Internal medicine as your specialty

Internal medicine is a speciality that includes endocrinology, gastroenterology, haematology, infectious diseases, cardiology, nephrology and rheumatology. It is therefore a very broad speciality in terms of knowledge.

The scope and potential of the internal medicine physician's work is broad. Many of the specialists in internal medicine listed above first complete a specialist training in internal medicine. As the population ages, the number of patients in internal medicine will increase.

Traditionally, internists work in hospitals. There is also a demand for the versatile skills of internists in primary care units such as health centres. In the changing healthcare landscape, training in internal medicine allows for adaptability, as the skills are in the hands and head and the profession is not tied to equipment and structures.

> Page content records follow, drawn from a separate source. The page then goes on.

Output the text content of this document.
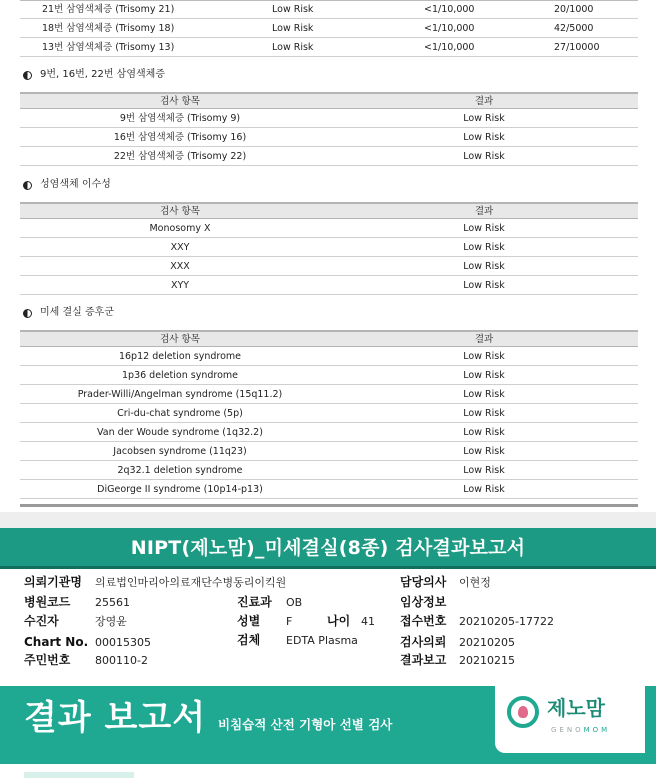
21번 삼염색체증 (Trisomy 21)	Low Risk	<1/10,000	20/1000
18번 삼염색체증 (Trisomy 18)	Low Risk	<1/10,000	42/5000
13번 삼염색체증 (Trisomy 13)	Low Risk	<1/10,000	27/10000
9번, 16번, 22번 삼염색체증
검사 항목	결과
9번 삼염색체증 (Trisomy 9)	Low Risk
16번 삼염색체증 (Trisomy 16)	Low Risk
22번 삼염색체증 (Trisomy 22)	Low Risk
성염색체 이수성
검사 항목	결과
Monosomy X	Low Risk
XXY	Low Risk
XXX	Low Risk
XYY	Low Risk
미세 결실 증후군
검사 항목	결과
16p12 deletion syndrome	Low Risk
1p36 deletion syndrome	Low Risk
Prader-Willi/Angelman syndrome (15q11.2)	Low Risk
Cri-du-chat syndrome (5p)	Low Risk
Van der Woude syndrome (1q32.2)	Low Risk
Jacobsen syndrome (11q23)	Low Risk
2q32.1 deletion syndrome	Low Risk
DiGeorge II syndrome (10p14-p13)	Low Risk
NIPT(제노맘)_미세결실(8종) 검사결과보고서
의뢰기관명 의료법인마리아의료재단수병동리이킥원
병원코드 25561
수진자	장영윤
Chart No. 00015305
주민번호 800110-2
진료과 OB
성별 F	나이 41
검체 EDTA Plasma
담당의사 이현정
임상정보
접수번호 20210205-17722
검사의뢰 20210205
결과보고 20210215
결과 보고서 비침습적 산전 기형아 선별 검사
제노맘
GENOMOM
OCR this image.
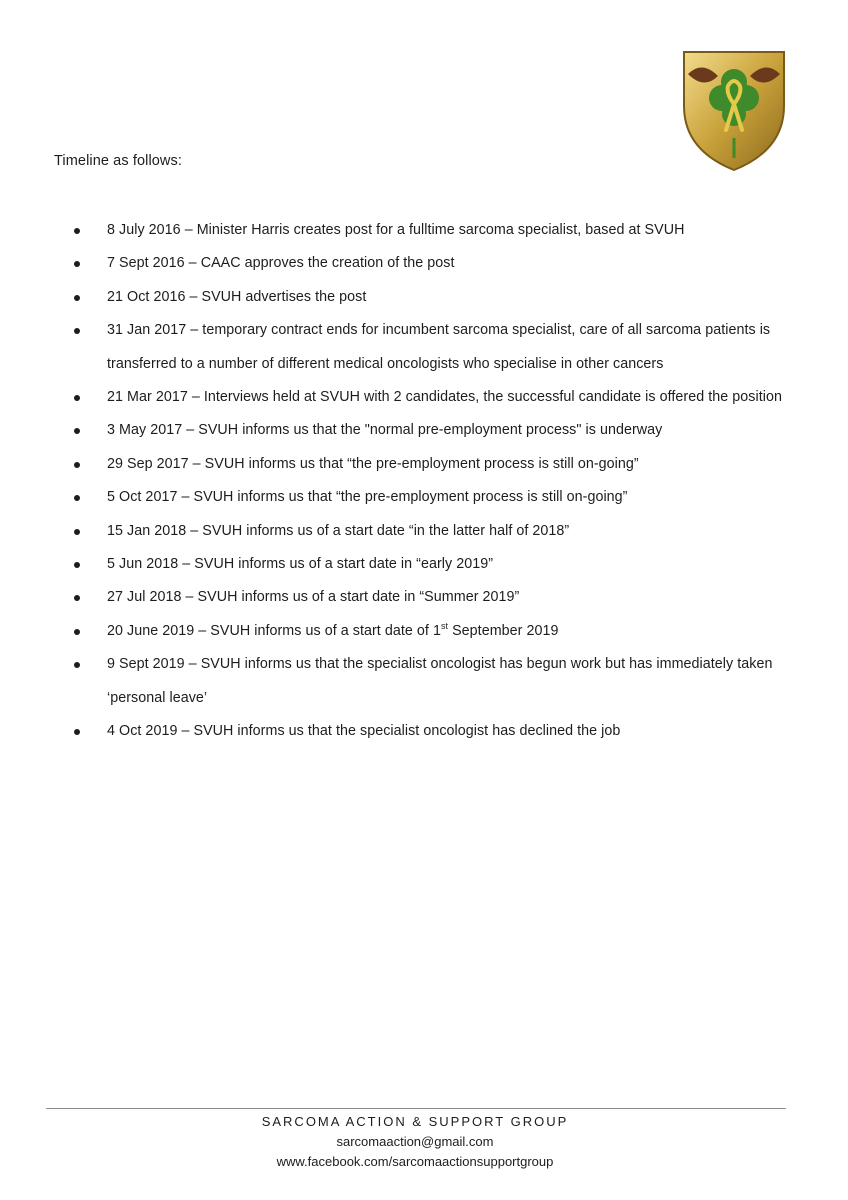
Timeline as follows:
8 July 2016 – Minister Harris creates post for a fulltime sarcoma specialist, based at SVUH
7 Sept 2016 – CAAC approves the creation of the post
21 Oct 2016 – SVUH advertises the post
31 Jan 2017 – temporary contract ends for incumbent sarcoma specialist, care of all sarcoma patients is transferred to a number of different medical oncologists who specialise in other cancers
21 Mar 2017 – Interviews held at SVUH with 2 candidates, the successful candidate is offered the position
3 May 2017 – SVUH informs us that the "normal pre-employment process" is underway
29 Sep 2017 – SVUH informs us that “the pre-employment process is still on-going”
5 Oct 2017 – SVUH informs us that “the pre-employment process is still on-going”
15 Jan 2018 – SVUH informs us of a start date “in the latter half of 2018”
5 Jun 2018 – SVUH informs us of a start date in “early 2019”
27 Jul 2018 – SVUH informs us of a start date in “Summer 2019”
20 June 2019 – SVUH informs us of a start date of 1st September 2019
9 Sept 2019 – SVUH informs us that the specialist oncologist has begun work but has immediately taken ‘personal leave’
4 Oct 2019 – SVUH informs us that the specialist oncologist has declined the job
SARCOMA ACTION & SUPPORT GROUP
sarcomaaction@gmail.com
www.facebook.com/sarcomaactionsupportgroup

The best thing about internal medicine, according to many colleagues, is the diversity of the field and the different manifestations of the diseases. Good basic knowledge, logical reasoning and the ability to apply what they have learnt are what drive the internist forward when dealing with complex patient cases. Accepting the limitations of one's own knowledge is something that is important to internalise. Living with this limitation is an effort to constantly improve oneself, which prevents one from becoming stagnant over the years. While treatments for diseases are evolving, traditional medical skills remain a core part of the internal medicine physician's skill set. On the one hand, it is rewarding to master diagnostics with little or no machine and laboratory testing and, on the other, to be able to make targeted use of the latest, often expensive, tests.

Internal medicine is an ideal field for a doctor who is not afraid of challenges, who is interested in continuous self-improvement and, above all, who is genuinely interested in the patient.